Concentration-Flux-Steered Mechanism Exploration with an Organocatalysis Application

TL;DR

This paper introduces an automated algorithm that dynamically explores kinetically relevant regions of a chemical reaction network by modeling concentration fluxes, demonstrated on a proline-catalyzed Michael addition, providing detailed mechanistic insights.

Contribution

The authors present a novel automated exploration algorithm that identifies and investigates kinetically accessible reaction pathways during first-principles network exploration.

Findings

Detailed mechanistic picture of the Michael addition process.

Algorithm effectively identifies kinetically relevant reaction regions.
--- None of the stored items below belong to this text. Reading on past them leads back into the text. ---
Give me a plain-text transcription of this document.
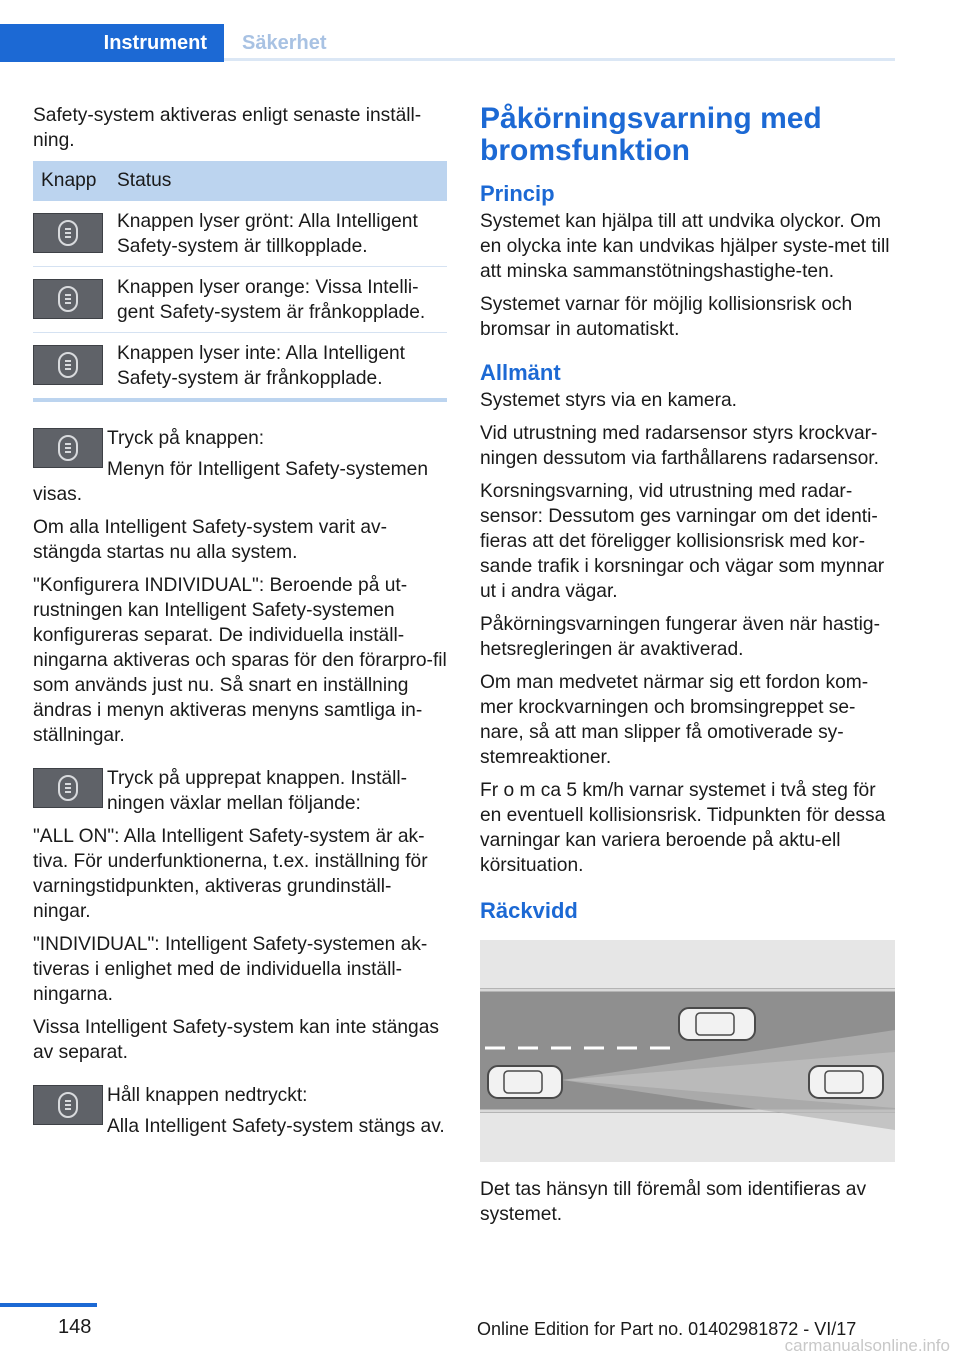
Instrument	Säkerhet

Safety-system aktiveras enligt senaste inställ-ning.

Knapp Status
Knappen lyser grönt: Alla Intelligent Safety-system är tillkopplade.
Knappen lyser orange: Vissa Intelli-gent Safety-system är frånkopplade.
Knappen lyser inte: Alla Intelligent Safety-system är frånkopplade.

Tryck på knappen:

Menyn för Intelligent Safety-systemen visas.

Om alla Intelligent Safety-system varit av-stängda startas nu alla system.

"Konfigurera INDIVIDUAL": Beroende på ut-rustningen kan Intelligent Safety-systemen konfigureras separat. De individuella inställ-ningarna aktiveras och sparas för den förarpro-fil som används just nu. Så snart en inställning ändras i menyn aktiveras menyns samtliga in-ställningar.

Tryck på upprepat knappen. Inställ-ningen växlar mellan följande:

"ALL ON": Alla Intelligent Safety-system är ak-tiva. För underfunktionerna, t.ex. inställning för varningstidpunkten, aktiveras grundinställ-ningar.

"INDIVIDUAL": Intelligent Safety-systemen ak-tiveras i enlighet med de individuella inställ-ningarna.

Vissa Intelligent Safety-system kan inte stängas av separat.

Håll knappen nedtryckt:

Alla Intelligent Safety-system stängs av.

Påkörningsvarning med bromsfunktion
Princip

Systemet kan hjälpa till att undvika olyckor. Om en olycka inte kan undvikas hjälper syste-met till att minska sammanstötningshastighe-ten.

Systemet varnar för möjlig kollisionsrisk och bromsar in automatiskt.

Allmänt

Systemet styrs via en kamera.

Vid utrustning med radarsensor styrs krockvar-ningen dessutom via farthållarens radarsensor.

Korsningsvarning, vid utrustning med radar-sensor: Dessutom ges varningar om det identi-fieras att det föreligger kollisionsrisk med kor-sande trafik i korsningar och vägar som mynnar ut i andra vägar.

Påkörningsvarningen fungerar även när hastig-hetsregleringen är avaktiverad.

Om man medvetet närmar sig ett fordon kom-mer krockvarningen och bromsingreppet se-nare, så att man slipper få omotiverade sy-stemreaktioner.

Fr o m ca 5 km/h varnar systemet i två steg för en eventuell kollisionsrisk. Tidpunkten för dessa varningar kan variera beroende på aktu-ell körsituation.

Räckvidd

Det tas hänsyn till föremål som identifieras av systemet.

148	Online Edition for Part no. 01402981872 - VI/17
carmanualsonline.info
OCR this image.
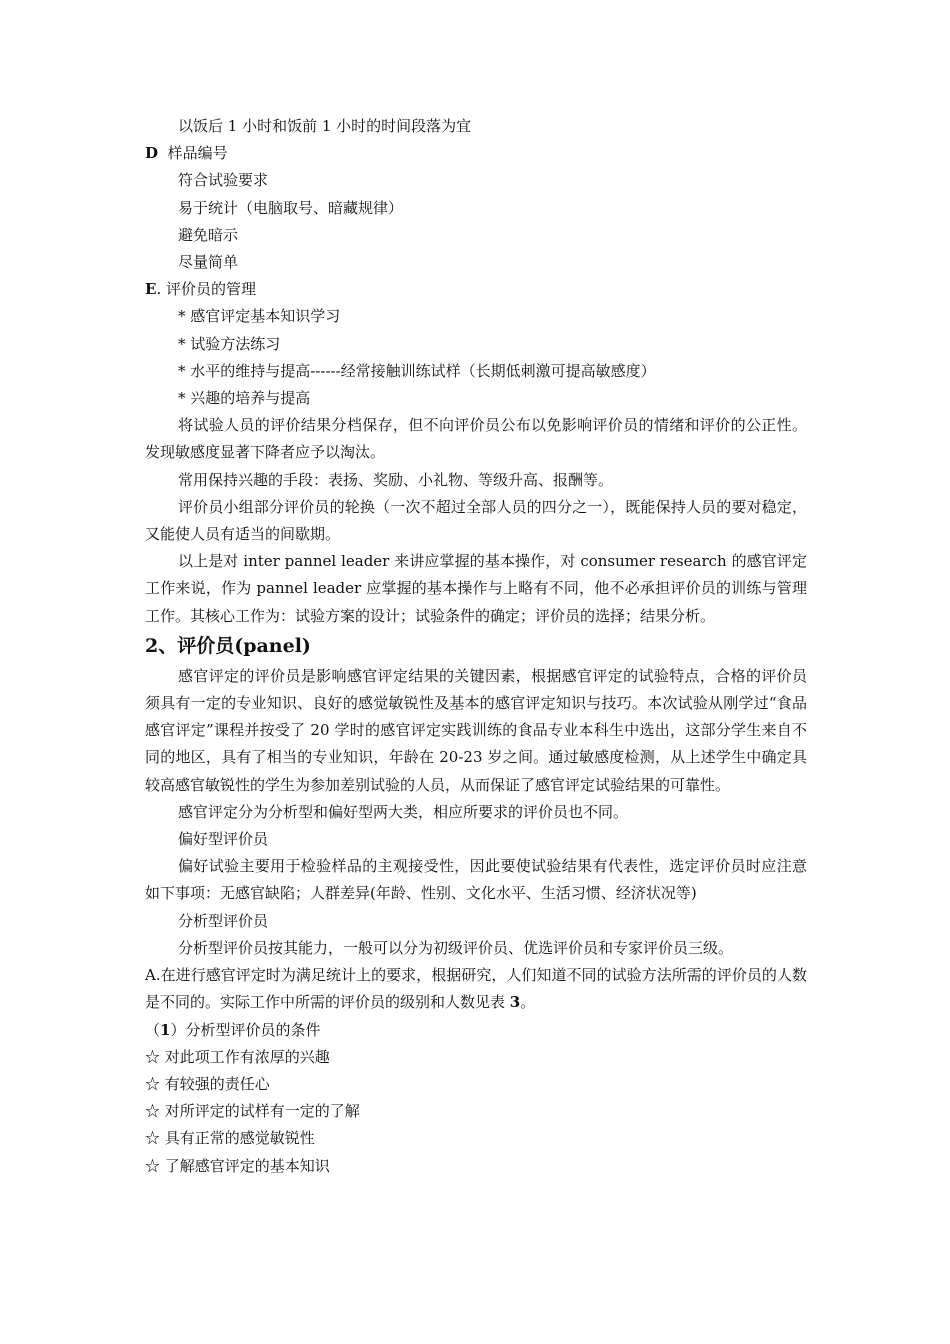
以饭后 1 小时和饭前 1 小时的时间段落为宜
D 样品编号
符合试验要求
易于统计（电脑取号、暗藏规律）
避免暗示
尽量简单
E. 评价员的管理
* 感官评定基本知识学习
* 试验方法练习
* 水平的维持与提高------经常接触训练试样（长期低刺激可提高敏感度）
* 兴趣的培养与提高

将试验人员的评价结果分档保存，但不向评价员公布以免影响评价员的情绪和评价的公正性。发现敏感度显著下降者应予以淘汰。

常用保持兴趣的手段：表扬、奖励、小礼物、等级升高、报酬等。

评价员小组部分评价员的轮换（一次不超过全部人员的四分之一），既能保持人员的要对稳定，又能使人员有适当的间歇期。

以上是对 inter pannel leader 来讲应掌握的基本操作，对 consumer research 的感官评定工作来说，作为 pannel leader 应掌握的基本操作与上略有不同，他不必承担评价员的训练与管理工作。其核心工作为：试验方案的设计；试验条件的确定；评价员的选择；结果分析。

2、评价员(panel)

感官评定的评价员是影响感官评定结果的关键因素，根据感官评定的试验特点，合格的评价员须具有一定的专业知识、良好的感觉敏锐性及基本的感官评定知识与技巧。本次试验从刚学过“食品感官评定”课程并按受了 20 学时的感官评定实践训练的食品专业本科生中选出，这部分学生来自不同的地区，具有了相当的专业知识，年龄在 20-23 岁之间。通过敏感度检测，从上述学生中确定具较高感官敏锐性的学生为参加差别试验的人员，从而保证了感官评定试验结果的可靠性。

感官评定分为分析型和偏好型两大类，相应所要求的评价员也不同。

偏好型评价员

偏好试验主要用于检验样品的主观接受性，因此要使试验结果有代表性，选定评价员时应注意如下事项：无感官缺陷；人群差异(年龄、性别、文化水平、生活习惯、经济状况等)

分析型评价员

分析型评价员按其能力，一般可以分为初级评价员、优选评价员和专家评价员三级。

A.在进行感官评定时为满足统计上的要求，根据研究，人们知道不同的试验方法所需的评价员的人数是不同的。实际工作中所需的评价员的级别和人数见表 3。

（1）分析型评价员的条件
☆ 对此项工作有浓厚的兴趣
☆ 有较强的责任心
☆ 对所评定的试样有一定的了解
☆ 具有正常的感觉敏锐性
☆ 了解感官评定的基本知识
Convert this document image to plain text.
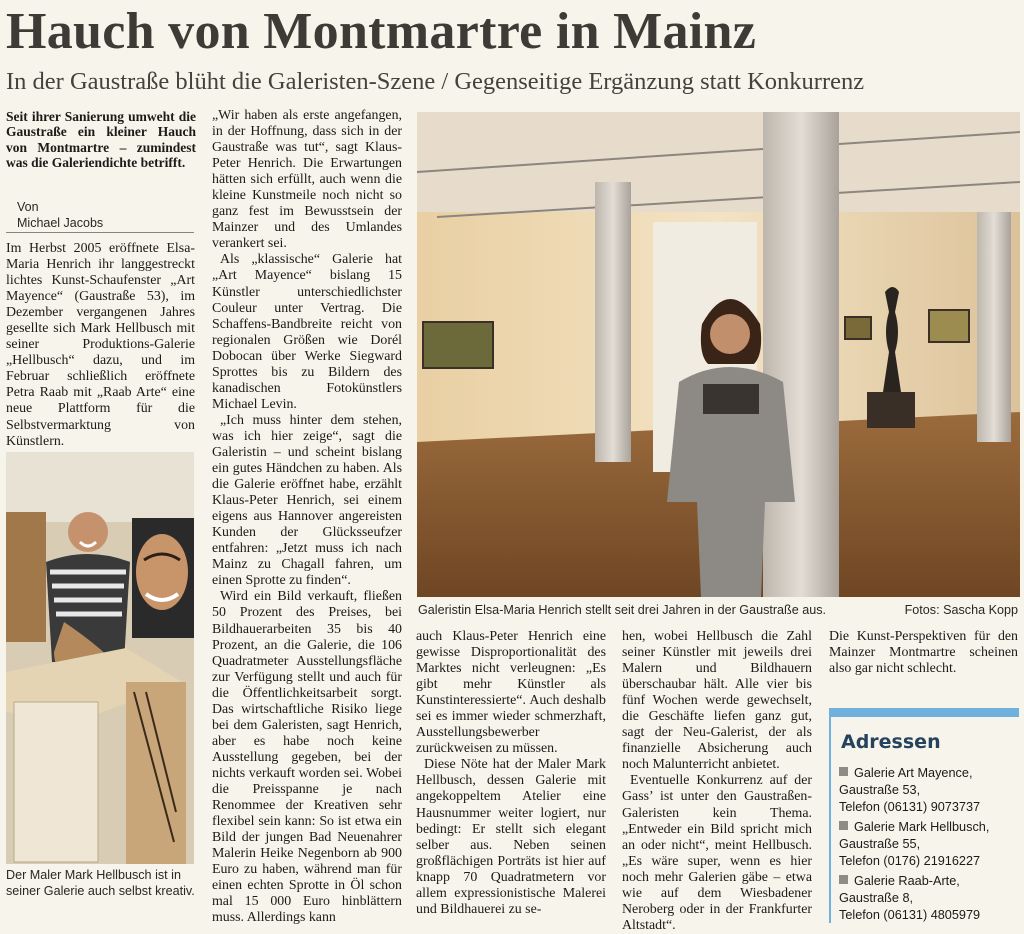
Hauch von Montmartre in Mainz
In der Gaustraße blüht die Galeristen-Szene / Gegenseitige Ergänzung statt Konkurrenz
Seit ihrer Sanierung umweht die Gaustraße ein kleiner Hauch von Montmartre – zumindest was die Galeriendichte betrifft.
Von
Michael Jacobs

Im Herbst 2005 eröffnete Elsa-Maria Henrich ihr langgestreckt lichtes Kunst-Schaufenster „Art Mayence“ (Gaustraße 53), im Dezember vergangenen Jahres gesellte sich Mark Hellbusch mit seiner Produktions-Galerie „Hellbusch“ dazu, und im Februar schließlich eröffnete Petra Raab mit „Raab Arte“ eine neue Plattform für die Selbstvermarktung von Künstlern.

„Wir haben als erste angefangen, in der Hoffnung, dass sich in der Gaustraße was tut“, sagt Klaus-Peter Henrich. Die Erwartungen hätten sich erfüllt, auch wenn die kleine Kunstmeile noch nicht so ganz fest im Bewusstsein der Mainzer und des Umlandes verankert sei.

Als „klassische“ Galerie hat „Art Mayence“ bislang 15 Künstler unterschiedlichster Couleur unter Vertrag. Die Schaffens-Bandbreite reicht von regionalen Größen wie Dorél Dobocan über Werke Siegward Sprottes bis zu Bildern des kanadischen Fotokünstlers Michael Levin.

„Ich muss hinter dem stehen, was ich hier zeige“, sagt die Galeristin – und scheint bislang ein gutes Händchen zu haben. Als die Galerie eröffnet habe, erzählt Klaus-Peter Henrich, sei einem eigens aus Hannover angereisten Kunden der Glücksseufzer entfahren: „Jetzt muss ich nach Mainz zu Chagall fahren, um einen Sprotte zu finden“.

Wird ein Bild verkauft, fließen 50 Prozent des Preises, bei Bildhauerarbeiten 35 bis 40 Prozent, an die Galerie, die 106 Quadratmeter Ausstellungsfläche zur Verfügung stellt und auch für die Öffentlichkeitsarbeit sorgt. Das wirtschaftliche Risiko liege bei dem Galeristen, sagt Henrich, aber es habe noch keine Ausstellung gegeben, bei der nichts verkauft worden sei. Wobei die Preisspanne je nach Renommee der Kreativen sehr flexibel sein kann: So ist etwa ein Bild der jungen Bad Neuenahrer Malerin Heike Negenborn ab 900 Euro zu haben, während man für einen echten Sprotte in Öl schon mal 15 000 Euro hinblättern muss. Allerdings kann

auch Klaus-Peter Henrich eine gewisse Disproportionalität des Marktes nicht verleugnen: „Es gibt mehr Künstler als Kunstinteressierte“. Auch deshalb sei es immer wieder schmerzhaft, Ausstellungsbewerber zurückweisen zu müssen.

Diese Nöte hat der Maler Mark Hellbusch, dessen Galerie mit angekoppeltem Atelier eine Hausnummer weiter logiert, nur bedingt: Er stellt sich elegant selber aus. Neben seinen großflächigen Porträts ist hier auf knapp 70 Quadratmetern vor allem expressionistische Malerei und Bildhauerei zu se-

hen, wobei Hellbusch die Zahl seiner Künstler mit jeweils drei Malern und Bildhauern überschaubar hält. Alle vier bis fünf Wochen werde gewechselt, die Geschäfte liefen ganz gut, sagt der Neu-Galerist, der als finanzielle Absicherung auch noch Malunterricht anbietet.

Eventuelle Konkurrenz auf der Gass’ ist unter den Gaustraßen-Galeristen kein Thema. „Entweder ein Bild spricht mich an oder nicht“, meint Hellbusch. „Es wäre super, wenn es hier noch mehr Galerien gäbe – etwa wie auf dem Wiesbadener Neroberg oder in der Frankfurter Altstadt“.

Die Kunst-Perspektiven für den Mainzer Montmartre scheinen also gar nicht schlecht.

Galeristin Elsa-Maria Henrich stellt seit drei Jahren in der Gaustraße aus.	Fotos: Sascha Kopp
Der Maler Mark Hellbusch ist in seiner Galerie auch selbst kreativ.
Adressen
Galerie Art Mayence,
Gaustraße 53,
Telefon (06131) 9073737
Galerie Mark Hellbusch,
Gaustraße 55,
Telefon (0176) 21916227
Galerie Raab-Arte,
Gaustraße 8,
Telefon (06131) 4805979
Enhanced understanding of complex catalytic reaction networks.

Abstract

Investigating a reactive chemical system with automated reaction network exploration algorithms provides a more detailed picture of its chemical mechanism than what would be accessible by manual investigation. In general, exploration algorithms cannot uncover reaction networks exhaustively for feasibility reasons. They should therefore decide which part of a network is kinetically relevant under some external conditions given. Here, we propose an automated algorithm that identifies and explores kinetically accessible regions of a reaction network on the fly by explicit modeling of concentration fluxes through an (incomplete) reaction network that is emerging during automated first-principles exploration. Key compounds are automatically identified and selected for the continuation of the exploration. As an example, we explore the reaction network of the multi-component proline-catalyzed Michael addition of propanal and nitropropene. Our algorithm provides a mechanistic picture of the Michael addition in unprecedented detail.